WebSphere MQ v6 introduced the collection of a number of new statistics fields, such as QTIME – used to indicate the length of time that messages are staying on a queue. The queue manager reports these values based upon differences between timestamps. As such, in the event that the system time is changed, it is possible that these monitoring values may no longer be reliable.
These values are provided to aid user administration and problem diagnosis, and are not relied upon by the queue manager. As such, it is unlikely that this would cause any significant problems.
There are places within WebSphere MQ where timestamps are collected for displaying to the user, such as the creation and last-alteration date of queue managers and queue manager objects. These values are not used by the queue manager for processing, so should not cause any problems other than potentially misleading or confusing a system administrator with values which may appear to be incorrect.
Avoiding problems in the first place
The best practice is to avoid any changes to the system clock in the first place. Once a system has become confused because of changes to the time, there may be no clear way to resolve the situation (e.g. to identify what how messages with duplicate message identifiers should have been handled).
Where possible, changes to timezones are preferable to changes to the underlying system clock – as these are not subject to the problems outlined in my post. This is because the WMQ runtime uses UTC rather than local time, as mentioned in my introduction.
If a change to the system clock is unavoidable, a good precaution against the risk of duplicate identifiers mentioned above is to end the queue manager during the period when time will be “repeated” on the server. For example, if you need to move the clock back an hour, then end the queue manager for an hour. In this way, the queue manager should not experience any duplicate timestamps.

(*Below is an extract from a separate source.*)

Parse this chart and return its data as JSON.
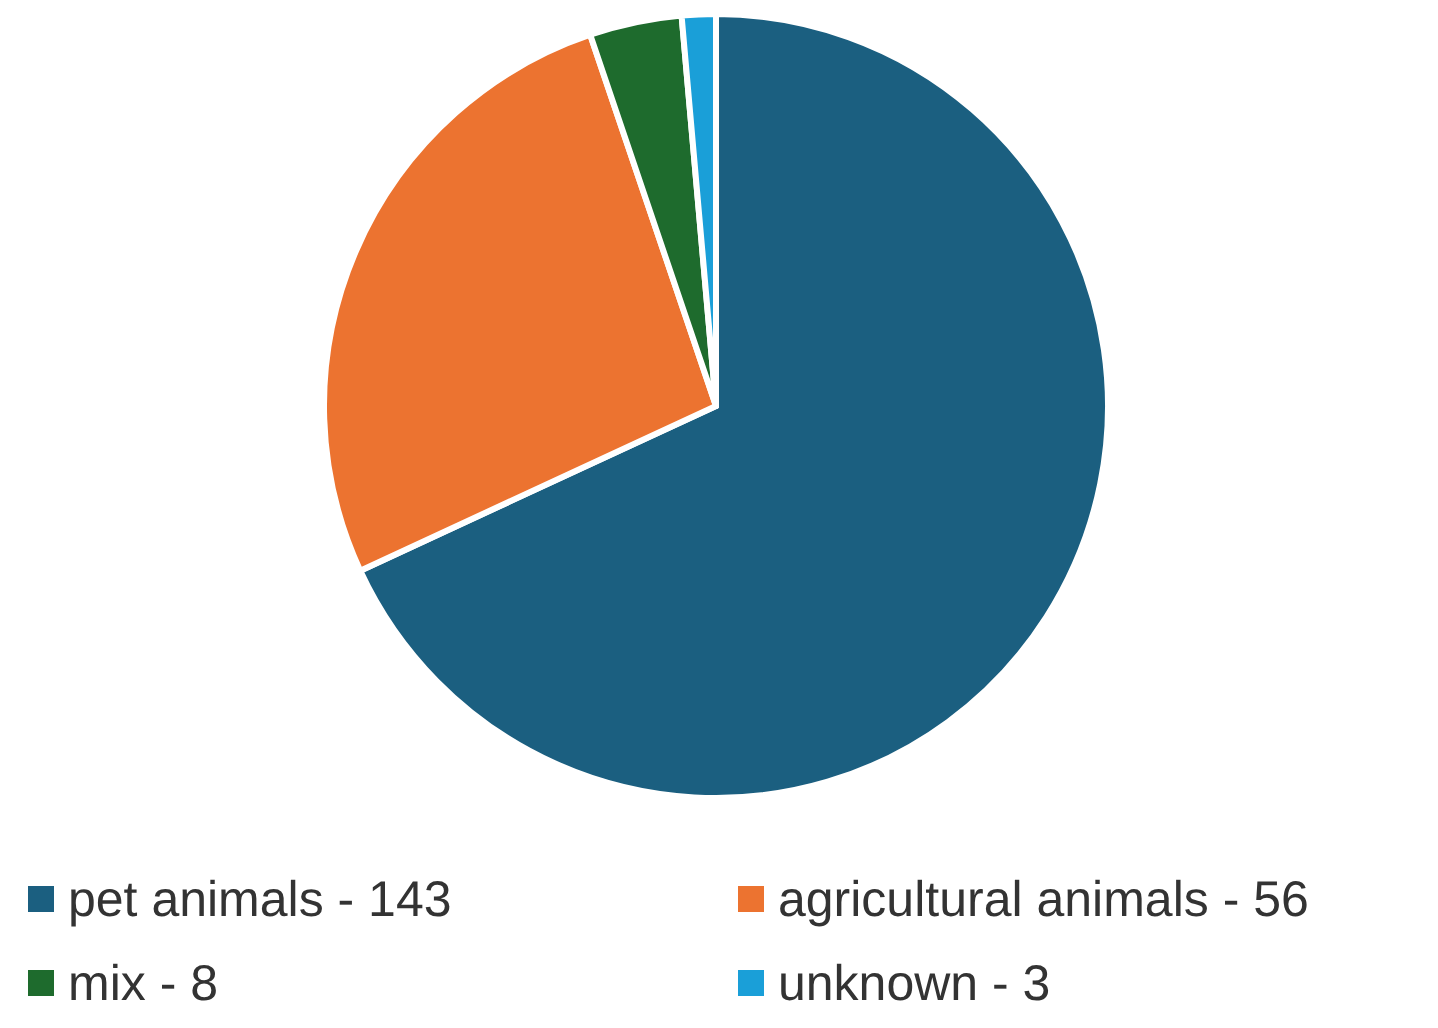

It should be possible to run WebSphere MQ on servers using NTP (Network Time Protocol) to keep time synchronized across multiple machines.
The potential for generating duplicate identifiers discussed above can be lessened through the configuration of NTP to favour slewing rather than stepping the system clock. In this way, if the system clock is ahead of the correct time, it will be slowed down to allow the correct time to “catch up” rather than stepping the clock back to the correct time immediately. In this way, queue managers on that server may be less likely to encounter duplicate timestamps.

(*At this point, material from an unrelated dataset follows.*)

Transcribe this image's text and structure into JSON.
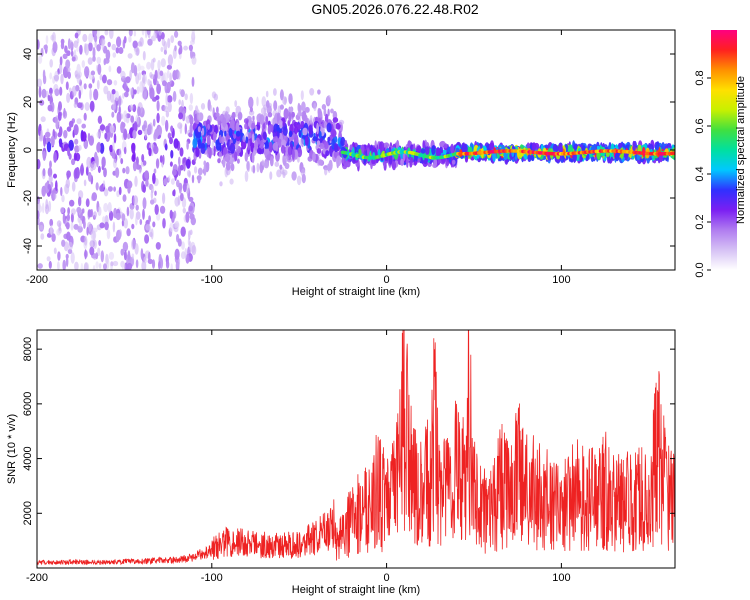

NTP adjustments are typically minor enough that the potential for the other time difference/interval-related issues discussed here are not noticeable.
Implications for non-distributed platforms
Please note that I am referring to distributed platforms in the discussion in this post.
It is worth highlighting that, unlike distributed platforms, there are in fact specific problems when making time changes on iSeries systems running WebSphere MQ due to the use of the journal. This is explained in the WebSphere MQ System Administration Guide for iSeries.
In this post, I have outlined a number of implications of changes to the time on a system with WebSphere MQ running. This should not be taken as a definitive list of all possible implications, and there may be other issues that I have not considered.
With one exception (potential problems in WebSphere MQ Publish/Subscribe in the event of duplicate MsgId values), none of these implications are issues which would cause errors or problems in the queue manager operation. And most of the issues can be resolved by restarting the queue manager or channels in use.
The implications outlined generally issues which may cause confusion in the logic of applications connecting to WebSphere MQ if the unexpected behaviour is not handled correctly. For example, a change to system time which causes messages to be got later than intended is not going to cause errors within the queue manager, but may cause problems for the application concerned.
As such, it is worth considering the design of your WebSphere MQ applications in the light of such implications if significant time changes are required on production servers.